Contraharmonic mean given harmonic mean

Question

Given that two positive integers, $X$ and $Y$, have a harmonic mean of $6.875$, what is their contraharmonic mean. Harmonic mean is $(2XY)/(X+Y)$ and contraharmonic mean is $(X^2 +Y^2)/(X+Y)$. I began by representing the harmonic mean as $55/8$, then solving $2XY=55$ and $X+Y=8$. This set of equations does not have real answers, but $X$ and $Y$ are $5$ and $11$ (which is correct) when $55/8$ is changed to $110/16$ in the solution. $55/8 = 110/16$, so why would the answers be different when you change this ratio? I've also noticed that we are given $(X+Y)$ and $2XY$ which allows us to solve for $X^2 +Y^2$ because $(X+Y)^2-2XY=X^2+Y^2$. The same issue arises in this case, assuming $110/16$ rather then $55/8$ produces the correct answer. Can anyone explain what I am not seeing here? Any help would be greatly appreciated.

Answer 1

Without knowing that $X$ and $Y$ are integers, one cannot determine their contraharmonic mean from their harmonic mean alone.
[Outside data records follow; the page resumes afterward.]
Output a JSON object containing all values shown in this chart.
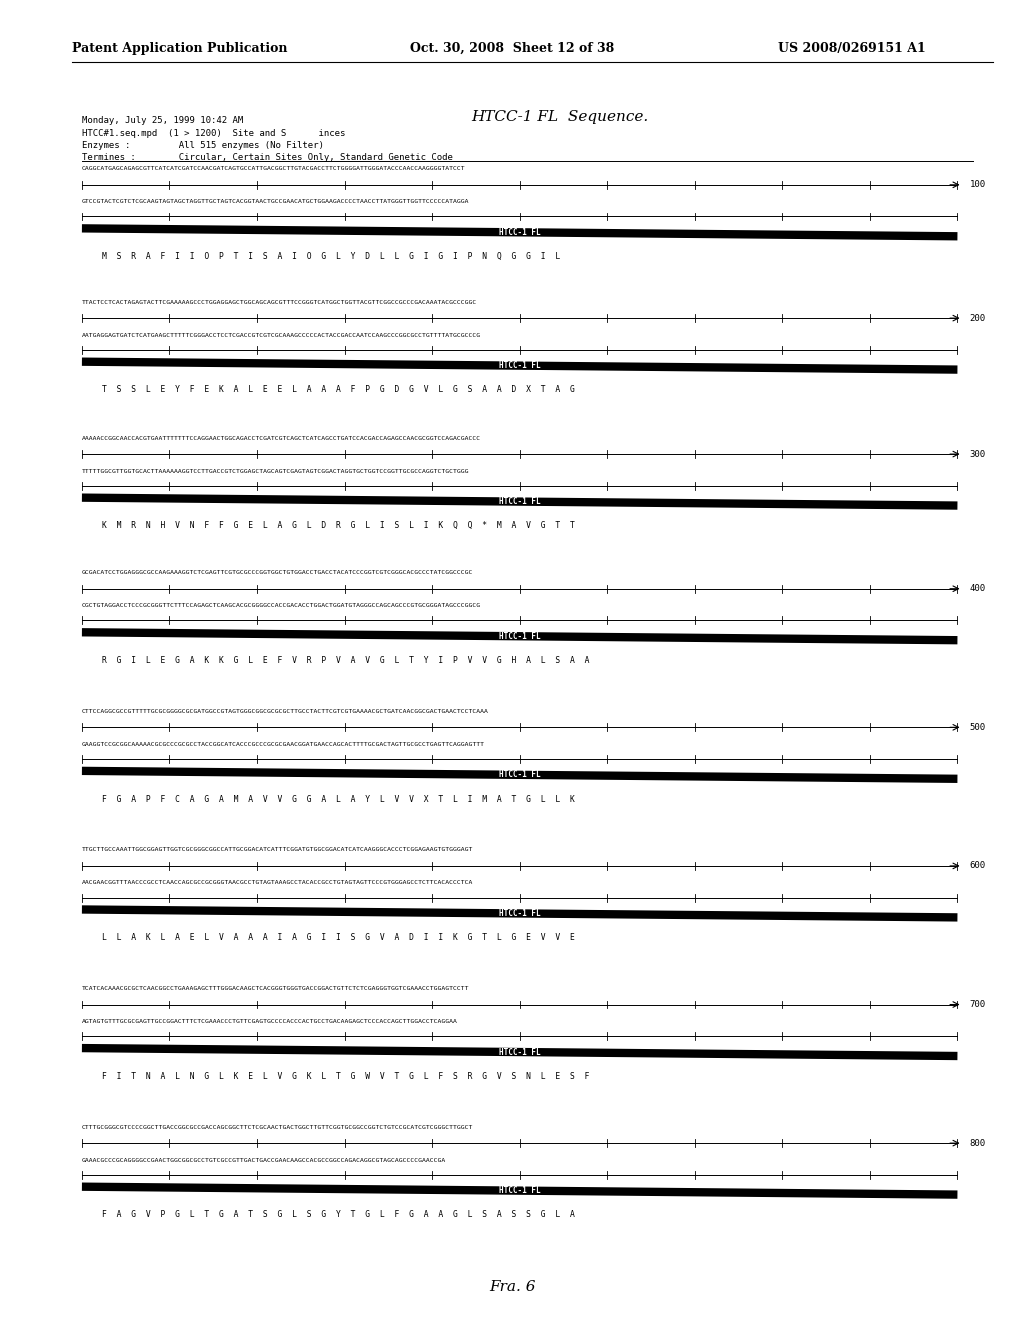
{
  "header_left": "Patent Application Publication",
  "header_center": "Oct. 30, 2008  Sheet 12 of 38",
  "header_right": "US 2008/0269151 A1",
  "title": "HTCC-1 FL  Sequence.",
  "footer": "Fra. 6",
  "bg_color": "#ffffff",
  "text_color": "#000000",
  "meta1": "Monday, July 25, 1999 10:42 AM",
  "meta2": "HTCC#1.seq.mpd  (1 > 1200)  Site and S      inces",
  "meta3": "Enzymes :         All 515 enzymes (No Filter)",
  "meta4": "Termines :        Circular, Certain Sites Only, Standard Genetic Code",
  "blocks": [
    {
      "dna_top": "CAGGCATGAGCAGAGCGTTCATCATCGATCCAACGATCAGTGCCATTGACGGCTTGTACGACCTTCTGGGGATTGGGATACCCAACCAAGGGGTATCCT",
      "num": "100",
      "dna_bot": "GTCCGTACTCGTCTCGCAAGTAGTAGCTAGGTTGCTAGTCACGGTAACTGCCGAACATGCTGGAAGACCCCTAACCTTATGGGTTGGTTCCCCCATAGGA",
      "aa": "M  S  R  A  F  I  I  O  P  T  I  S  A  I  O  G  L  Y  D  L  L  G  I  G  I  P  N  Q  G  G  I  L"
    },
    {
      "dna_top": "TTACTCCTCACTAGAGTACTTCGAAAAAGCCCTGGAGGAGCTGGCAGCAGCGTTTCCGGGTCATGGCTGGTTACGTTCGGCCGCCCGACAAATACGCCCGGC",
      "num": "200",
      "dna_bot": "AATGAGGAGTGATCTCATGAAGCTTTTTCGGGACCTCCTCGACCGTCGTCGCAAAGCCCCCACTACCGACCAATCCAAGCCCGGCGCCTGTTTTATGCGCCCG",
      "aa": "T  S  S  L  E  Y  F  E  K  A  L  E  E  L  A  A  A  F  P  G  D  G  V  L  G  S  A  A  D  X  T  A  G"
    },
    {
      "dna_top": "AAAAACCGGCAACCACGTGAATTTTTTTCCAGGAACTGGCAGACCTCGATCGTCAGCTCATCAGCCTGATCCACGACCAGAGCCAACGCGGTCCAGACGACCC",
      "num": "300",
      "dna_bot": "TTTTTGGCGTTGGTGCACTTAAAAAAGGTCCTTGACCGTCTGGAGCTAGCAGTCGAGTAGTCGGACTAGGTGCTGGTCCGGTTGCGCCAGGTCTGCTGGG",
      "aa": "K  M  R  N  H  V  N  F  F  G  E  L  A  G  L  D  R  G  L  I  S  L  I  K  Q  Q  *  M  A  V  G  T  T"
    },
    {
      "dna_top": "GCGACATCCTGGAGGGCGCCAAGAAAGGTCTCGAGTTCGTGCGCCCGGTGGCTGTGGACCTGACCTACATCCCGGTCGTCGGGCACGCCCTATCGGCCCGC",
      "num": "400",
      "dna_bot": "CGCTGTAGGACCTCCCGCGGGTTCTTTCCAGAGCTCAAGCACGCGGGGCCACCGACACCTGGACTGGATGTAGGGCCAGCAGCCCGTGCGGGATAGCCCGGCG",
      "aa": "R  G  I  L  E  G  A  K  K  G  L  E  F  V  R  P  V  A  V  G  L  T  Y  I  P  V  V  G  H  A  L  S  A  A"
    },
    {
      "dna_top": "CTTCCAGGCGCCGTTTTTGCGCGGGGCGCGATGGCCGTAGTGGGCGGCGCGCGCTTGCCTACTTCGTCGTGAAAACGCTGATCAACGGCGACTGAACTCCTCAAA",
      "num": "500",
      "dna_bot": "GAAGGTCCGCGGCAAAAACGCGCCCGCGCCTACCGGCATCACCCGCCCGCGCGAACGGATGAACCAGCACTTTTGCGACTAGTTGCGCCTGAGTTCAGGAGTTT",
      "aa": "F  G  A  P  F  C  A  G  A  M  A  V  V  G  G  A  L  A  Y  L  V  V  X  T  L  I  M  A  T  G  L  L  K"
    },
    {
      "dna_top": "TTGCTTGCCAAATTGGCGGAGTTGGTCGCGGGCGGCCATTGCGGACATCATTTCGGATGTGGCGGACATCATCAAGGGCACCCTCGGAGAAGTGTGGGAGT",
      "num": "600",
      "dna_bot": "AACGAACGGTTTAACCCGCCTCAACCAGCGCCGCGGGTAACGCCTGTAGTAAAGCCTACACCGCCTGTAGTAGTTCCCGTGGGAGCCTCTTCACACCCTCA",
      "aa": "L  L  A  K  L  A  E  L  V  A  A  A  I  A  G  I  I  S  G  V  A  D  I  I  K  G  T  L  G  E  V  V  E"
    },
    {
      "dna_top": "TCATCACAAACGCGCTCAACGGCCTGAAAGAGCTTTGGGACAAGCTCACGGGTGGGTGACCGGACTGTTCTCTCGAGGGTGGTCGAAACCTGGAGTCCTT",
      "num": "700",
      "dna_bot": "AGTAGTGTTTGCGCGAGTTGCCGGACTTTCTCGAAACCCTGTTCGAGTGCCCCACCCACTGCCTGACAAGAGCTCCCACCAGCTTGGACCTCAGGAA",
      "aa": "F  I  T  N  A  L  N  G  L  K  E  L  V  G  K  L  T  G  W  V  T  G  L  F  S  R  G  V  S  N  L  E  S  F"
    },
    {
      "dna_top": "CTTTGCGGGCGTCCCCGGCTTGACCGGCGCCGACCAGCGGCTTCTCGCAACTGACTGGCTTGTTCGGTGCGGCCGGTCTGTCCGCATCGTCGGGCTTGGCT",
      "num": "800",
      "dna_bot": "GAAACGCCCGCAGGGGCCGAACTGGCGGCGCCTGTCGCCGTTGACTGACCGAACAAGCCACGCCGGCCAGACAGGCGTAGCAGCCCCGAACCGA",
      "aa": "F  A  G  V  P  G  L  T  G  A  T  S  G  L  S  G  Y  T  G  L  F  G  A  A  G  L  S  A  S  S  G  L  A"
    }
  ]
}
If we denote the harmonic mean by $C$ and the harmonic mean by $H$, note that

$$ C+H = \frac{X^2+2XY+Y^2}{X+Y} = X+Y $$

Therefore, knowing $H$ alone cannot determine $C$. We must use the fact that both numbers are integers. Algebraic manipulation yields

$$ \frac{2XY}{X+Y} = \frac{55}{8} $$ $$ 16XY = 55X+55Y $$ $$ 16XY-55Y = 55X $$ $$ Y = \frac{55X}{16X-55} $$

Without loss of generality, let $X < Y$, then $0 < X < 55/8$. Simple trial and error shows that $X$ can only be $5$, yielding $Y = 11$.